If we take the case of Barack Obama, it is clear that he has tried very hard to change the direction of the US both domestically and internationally. His healthcare plan was passed, and for all its drawbacks it was a watershed moment in US domestic history. However, his attempt to bully Israel to make a significant concession to the Palestinians has somewhat backfired. He negotiated for months with PM Netanyahu and finally forced him to make a temporary settlement building freeze for 10 months. But, then he was unable to deliver the Palestinians of the West Bank Palestine Authority to agree to negotiate until 9 months of the moratorium had passed. But he didn't consider what would happen then. Netanyahu refused to extend the freeze, since he had made a specific agreement with the US for that time period and he feared his coalition might collapse if he extended it, and Abbas representing the Palestinians has tried to use the freeze to pressure Netanyahu and Obama. Now there is a stalemate of Obama's making. It seems that several of his initiatives have boomeranged on him, mainly because he failed to think through the eventual outcome. Major change is hard, especially if the ideas behind the changes are not solidly based. It is all likely to rebound on him at the upcoming November elections.

Nevertheless, the habit in the West of throwing up almost unknown young and inexperienced leaders makes for greater ferment and change, something the static east can hardly conceive.

Friday, October 01, 2010

San Remo Mandate

Here is something that I have been repeating for many years. The only entity that was established in Palestine under international law under the San Remo Treaty of 1920 that ended WWI was a homeland for the Jewish people. The Mandate for Palestine was granted to Great Britain by the League of Nations in 1922 under the provisions of the Treaty in order to establish this homeland. But the Treaty/Mandate said nothing about the establishment of a homeland for the Arab people in Palestine. At that time there was no "Palestinian people," the concept was invented later after the Arabs were repeatedly defeated by the Jews in defending their rights in Palestine as the State of Israel. No later resolutions of the UN or any other body could preclude that exclusive Jewish right under the Treaty of San Remo. However, this did not stop the British under Winston Churchill from unilaterally dividing the Mandatory territory and establishing the Arab State of Transjordan (later Jordan) on the East Bank of the Jordan River.

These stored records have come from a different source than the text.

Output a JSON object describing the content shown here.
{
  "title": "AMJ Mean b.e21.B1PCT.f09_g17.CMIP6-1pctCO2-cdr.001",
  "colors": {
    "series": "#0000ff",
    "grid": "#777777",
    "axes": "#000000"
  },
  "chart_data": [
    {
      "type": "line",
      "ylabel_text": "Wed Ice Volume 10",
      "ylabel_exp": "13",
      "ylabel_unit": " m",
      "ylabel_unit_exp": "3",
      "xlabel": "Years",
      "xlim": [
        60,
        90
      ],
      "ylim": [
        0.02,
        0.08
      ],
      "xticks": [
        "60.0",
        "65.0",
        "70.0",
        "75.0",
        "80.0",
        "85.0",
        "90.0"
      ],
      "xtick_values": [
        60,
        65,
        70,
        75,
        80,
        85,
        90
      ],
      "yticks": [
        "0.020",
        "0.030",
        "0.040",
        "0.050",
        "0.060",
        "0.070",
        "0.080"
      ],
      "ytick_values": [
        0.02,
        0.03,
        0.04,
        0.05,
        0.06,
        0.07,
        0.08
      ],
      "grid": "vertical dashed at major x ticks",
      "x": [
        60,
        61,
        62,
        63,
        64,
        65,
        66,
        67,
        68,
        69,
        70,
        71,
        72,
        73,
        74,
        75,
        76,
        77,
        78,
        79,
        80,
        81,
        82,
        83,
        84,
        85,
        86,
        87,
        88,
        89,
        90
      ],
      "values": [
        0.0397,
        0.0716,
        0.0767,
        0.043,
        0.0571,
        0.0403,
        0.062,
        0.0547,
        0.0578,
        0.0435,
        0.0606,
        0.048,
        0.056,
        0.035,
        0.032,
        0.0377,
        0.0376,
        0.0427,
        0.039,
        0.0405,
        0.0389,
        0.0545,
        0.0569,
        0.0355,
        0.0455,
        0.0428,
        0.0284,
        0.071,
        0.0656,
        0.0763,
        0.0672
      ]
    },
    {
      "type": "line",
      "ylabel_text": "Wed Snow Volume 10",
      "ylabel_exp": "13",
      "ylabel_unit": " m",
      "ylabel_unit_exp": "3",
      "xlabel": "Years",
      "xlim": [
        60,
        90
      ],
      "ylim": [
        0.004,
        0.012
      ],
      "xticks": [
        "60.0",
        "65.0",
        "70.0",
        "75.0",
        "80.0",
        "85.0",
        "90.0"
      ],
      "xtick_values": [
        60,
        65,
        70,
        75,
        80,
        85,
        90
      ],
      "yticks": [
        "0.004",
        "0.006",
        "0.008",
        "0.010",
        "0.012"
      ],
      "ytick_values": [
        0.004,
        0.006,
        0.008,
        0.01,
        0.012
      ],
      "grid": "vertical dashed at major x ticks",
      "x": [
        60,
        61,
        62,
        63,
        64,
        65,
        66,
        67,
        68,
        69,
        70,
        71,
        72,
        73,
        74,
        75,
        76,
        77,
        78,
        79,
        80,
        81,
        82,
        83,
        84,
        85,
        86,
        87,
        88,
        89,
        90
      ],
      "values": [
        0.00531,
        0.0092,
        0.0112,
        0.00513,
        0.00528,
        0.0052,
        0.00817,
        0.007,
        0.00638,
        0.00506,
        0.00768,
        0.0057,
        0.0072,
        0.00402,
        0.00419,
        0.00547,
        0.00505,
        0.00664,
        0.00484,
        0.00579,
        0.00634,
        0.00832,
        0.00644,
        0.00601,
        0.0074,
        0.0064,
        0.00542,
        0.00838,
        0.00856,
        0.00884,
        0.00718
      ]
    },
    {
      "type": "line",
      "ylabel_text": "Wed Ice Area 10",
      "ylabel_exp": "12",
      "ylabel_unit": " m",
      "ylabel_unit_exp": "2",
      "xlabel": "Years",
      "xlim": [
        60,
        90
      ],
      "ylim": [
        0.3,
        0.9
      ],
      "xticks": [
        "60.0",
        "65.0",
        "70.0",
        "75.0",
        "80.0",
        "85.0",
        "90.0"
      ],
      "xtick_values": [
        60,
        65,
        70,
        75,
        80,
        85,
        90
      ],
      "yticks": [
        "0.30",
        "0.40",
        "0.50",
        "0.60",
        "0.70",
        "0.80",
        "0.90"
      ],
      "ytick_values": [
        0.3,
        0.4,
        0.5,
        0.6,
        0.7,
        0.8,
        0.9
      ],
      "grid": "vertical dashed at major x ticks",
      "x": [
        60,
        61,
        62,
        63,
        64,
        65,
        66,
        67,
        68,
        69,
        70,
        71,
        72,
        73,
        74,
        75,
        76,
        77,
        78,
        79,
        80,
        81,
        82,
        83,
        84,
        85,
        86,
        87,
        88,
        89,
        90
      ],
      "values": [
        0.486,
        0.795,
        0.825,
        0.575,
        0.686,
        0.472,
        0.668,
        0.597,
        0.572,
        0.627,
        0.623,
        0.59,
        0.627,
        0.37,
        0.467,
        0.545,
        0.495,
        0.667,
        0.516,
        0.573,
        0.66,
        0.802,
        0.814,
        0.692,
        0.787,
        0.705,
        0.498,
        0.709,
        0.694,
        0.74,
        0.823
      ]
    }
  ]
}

However, there has never been any Arab sovereignty recognized under international law on the West Bank of the River (once occupied by Jordan). The Jewish people have the exclusive right under international law to "settle" in that territory. Whether or not this is a good thing, it is a fact! Of course, Israel could choose to give up that right in negotiations with a Palestinian entity in order to obtain peace.

Please watch the video.

Subject: FW: San Remo's Mandate: Israel's 'Magna Carta' -

On a more personal note:

The day after our car had been stolen (correction, in my previous e-mail I meant September and not August!), the Insurance company office in Netanya called me in the morning and told me that I would get a rental car that morning for 25 days. The agent needed a copy of the police report, that I e-mailed to her, but it was all arranged, all she had to do was call the local Avis in Netanya that had been contacted by their head office in Tel Aviv. I went over to the insurance company office and signed some forms and then went to the Avis office nearby, and they had the car waiting for me, in 5 mins I had a big dark blue Ford Focus. It could not have been more efficient (unless they delivered it to my door). She told me that they usually pay for the stolen car in 2-3 weeks, unless the car is found within that time. So being mobile we took my sister and her husband for a drive to the nice park in Ra'anana.

With the electric cart BArbara is able to drive into the center of Netanya, so we have done that three times and this morning we went for a long walk along the tayelet, with Barbara driving her cart. It was great to be able to be mobile in both respects. And now we know how to charge it it's easy and takes only a few minutes to set it up. Not so bad after all.